Die Sache wird zur neuen Verhandlung und Entscheidung, auch über die Kosten des Revisionsverfahrens, an das Berufungsgericht zurückverwiesen.

Tatbestand

Die Klägerin verlangt von der Beklagten Kostenzuschuss zur Mängelbeseitigung in Höhe von 9.273,30 €.

Sie war von der Beklagten im Jahre 2001 beauftragt worden, eine Pumpendruckleitung zu verlegen. Die Planungsleistungen hierfür waren von der Streithelferin der Beklagten erbracht worden. Die Arbeiten wurden von der Klägerin ausgeführt und von der Beklagten abgenommen.

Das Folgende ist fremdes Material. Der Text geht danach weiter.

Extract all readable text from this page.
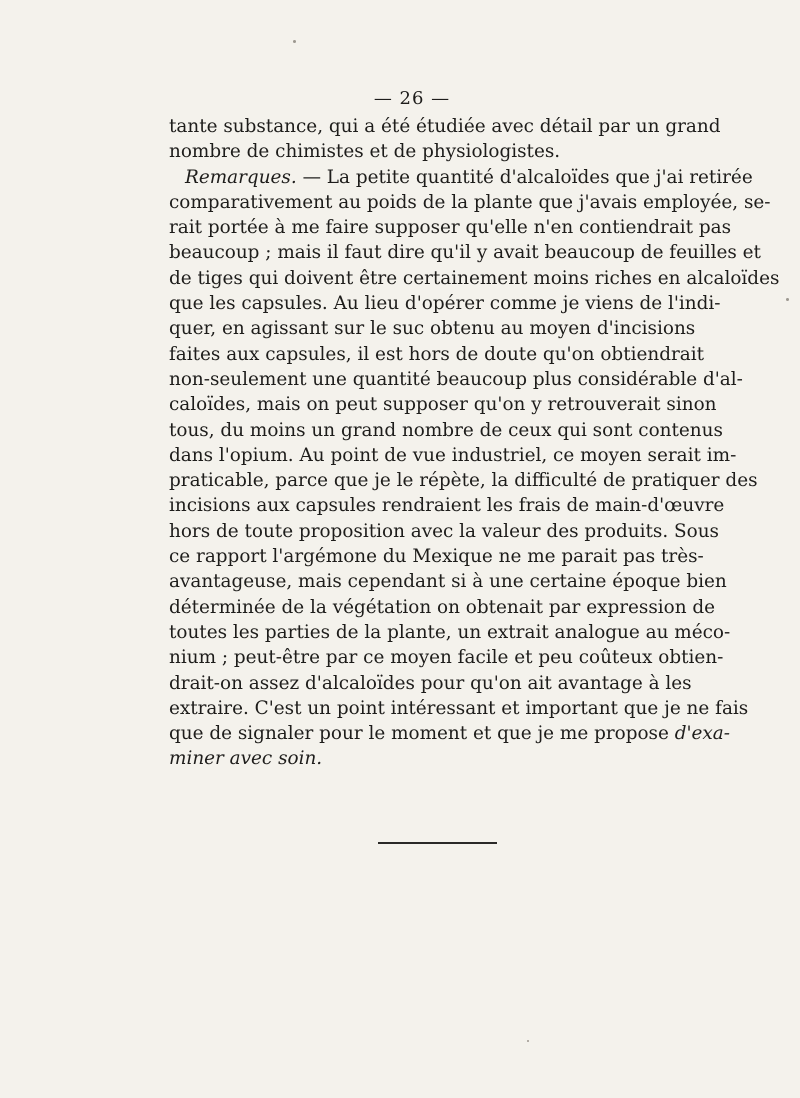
— 26 —
tante substance, qui a été étudiée avec détail par un grand
nombre de chimistes et de physiologistes.
Remarques. — La petite quantité d'alcaloïdes que j'ai retirée
comparativement au poids de la plante que j'avais employée, se-
rait portée à me faire supposer qu'elle n'en contiendrait pas
beaucoup ; mais il faut dire qu'il y avait beaucoup de feuilles et
de tiges qui doivent être certainement moins riches en alcaloïdes
que les capsules. Au lieu d'opérer comme je viens de l'indi-
quer, en agissant sur le suc obtenu au moyen d'incisions
faites aux capsules, il est hors de doute qu'on obtiendrait
non-seulement une quantité beaucoup plus considérable d'al-
caloïdes, mais on peut supposer qu'on y retrouverait sinon
tous, du moins un grand nombre de ceux qui sont contenus
dans l'opium. Au point de vue industriel, ce moyen serait im-
praticable, parce que je le répète, la difficulté de pratiquer des
incisions aux capsules rendraient les frais de main-d'œuvre
hors de toute proposition avec la valeur des produits. Sous
ce rapport l'argémone du Mexique ne me parait pas très-
avantageuse, mais cependant si à une certaine époque bien
déterminée de la végétation on obtenait par expression de
toutes les parties de la plante, un extrait analogue au méco-
nium ; peut-être par ce moyen facile et peu coûteux obtien-
drait-on assez d'alcaloïdes pour qu'on ait avantage à les
extraire. C'est un point intéressant et important que je ne fais
que de signaler pour le moment et que je me propose d'exa-
miner avec soin.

Da die Klägerin in einem Teilbereich die Pumpendruckleitung auf einem im Eigentum Dritter stehenden Grundstück verlegt hatte, wurde sie am 19. Juli 2006 rechtskräftig zur Mängelbeseitigung durch Neuverlegung der Pumpendruckleitung unter Berücksichtigung einer Mithaftungsquote der Beklagten in Höhe von 75 % verurteilt. Grund hierfür war, dass der Beklagten die mangelhafte Planung ihrer Streithelferin zugerechnet wurde.

Die Klägerin hat die Pumpendruckleitung im Oktober 2006 neu verlegt und ihre Leistung am 20. Dezember 2006 mit 23.936,71 € brutto abgerechnet. Die Beklagte hat als Kostenzuschuss 8.679,23 € bezahlt.

Nach Abzug dieses Betrages und unter Berücksichtigung eines Eigenanteils von 25 % (5.984,17 €) verlangt die Klägerin noch 9.273,30 € brutto.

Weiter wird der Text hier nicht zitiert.